Fa*0m + Fb*20m + CG*25m = 0 (III)

So three equations, that should do it. The first one (I) gives:

Fa + Fb = negative something newton (IV).

And the two other: (by dividing (III) by 5 and subtracting it from (II))

Fa*(-25/4) = Fb (V)

Note here that Fa has opposite sign from Fb. The middle pillar push up on the beam, but the left one pulls it down.

Anyway, substitute (V) into (IV) to get Fa in Newton. Get Fb the same way.

EDIT: Damn, ninja'ed!

EDIT EDIT: DO'H, You can get Fa directly from (II) and Fb from (III). Way to make things overly complicated :smallwink:

I could post the solution, but that probably wouldn't help. So, to guide you a little (and pardon me if I sound off, as I didn't learn this in English):

Equilibrium of forces suggests: FA + FB - W (Weight) = 0

Equilibrium of torques suggests:

Total torque at point A = 0
Total torque at point B = 0

To calculate total torque at point A, ignore FA, look at the other two forces*. Same thing for point B (ignore FB this time, of course). I say ignore because a force has no torque on the point it applies to, since F * 0 = 0. Then check if the equilibrium of forces holds up. A negative value in force means the force is to the opposite direction. Keep in mind which point you take as anchor point when calculating torques, and which direction the forces have to be to validate the equilibrium.

I hope this helps.

*: (FB * 20m) = (W * 25m)

P.S. As the question gives you weight, not force, start the question by converting it.

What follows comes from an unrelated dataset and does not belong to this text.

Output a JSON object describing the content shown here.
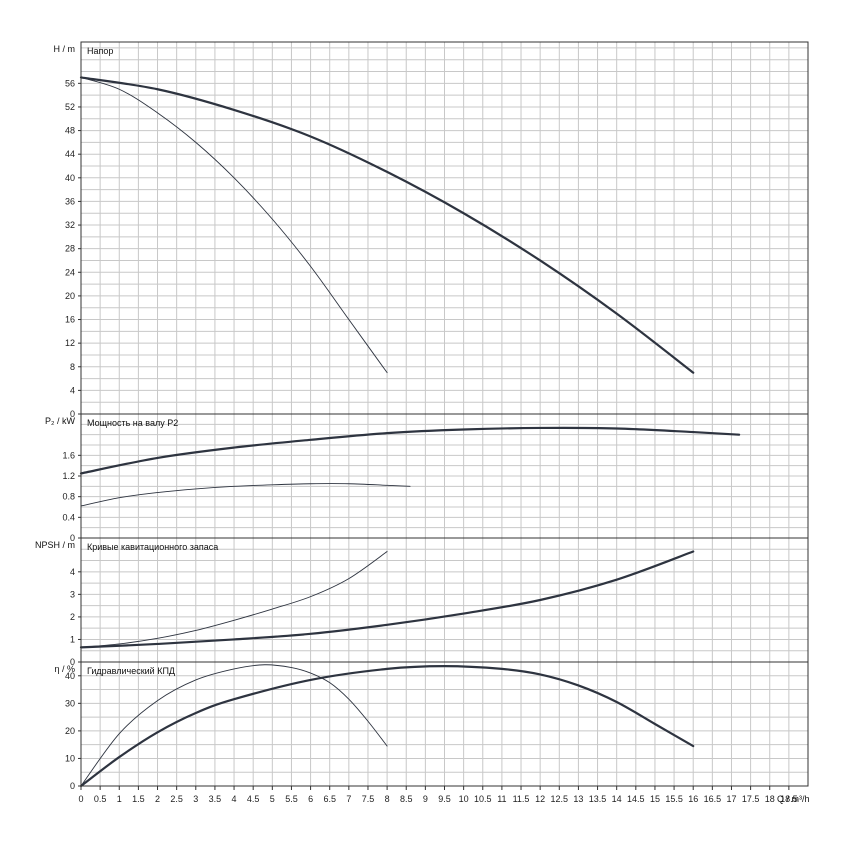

This is mostly correct, but you should only need to calculate torque at one point. I would suggest A. Also, it technically gives you mass, not weight.

Thank you, the help was exactly what I was looking for. Of course, now I feel silly for not seeing it earlier. Oh well.

This is mostly correct, but you should only need to calculate torque at one point. I would suggest A. Also, it technically gives you mass, not weight.

True, I should have said "either, or".

For future reference, probably the best solution for problems like this is a term called "Superposition". Basically, most books have formula for "base" cases calculated, such as simply supported with a point load at a given location.

Here's a simple demonstration I found on google. (http://www.optics.arizona.edu/optomech/references/OPTI_222/OPTI_222_W12.pdf)

For future reference, probably the best solution for problems like this is a term called "Superposition". Basically, most books have formula for "base" cases calculated, such as simply supported with a point load at a given location.

Here's a simple demonstration I found on google. (http://www.optics.arizona.edu/optomech/references/OPTI_222/OPTI_222_W12.pdf)

The method you linked to is for dealing with small deformations - the problem here is just static mechanics, with all deformations ignored, so the only things that need to be taken into account are balance of forces and balance of torques.

Ah, true. My bad. I'm just so used to the upper level stuff...

Yea, thats basic statics. Simply resolve sum of forces in the X (none in this case), forces in the Y, and the moments about any of the reactionary points. You might have to solve larger systems of equations, depending on how many variables you have.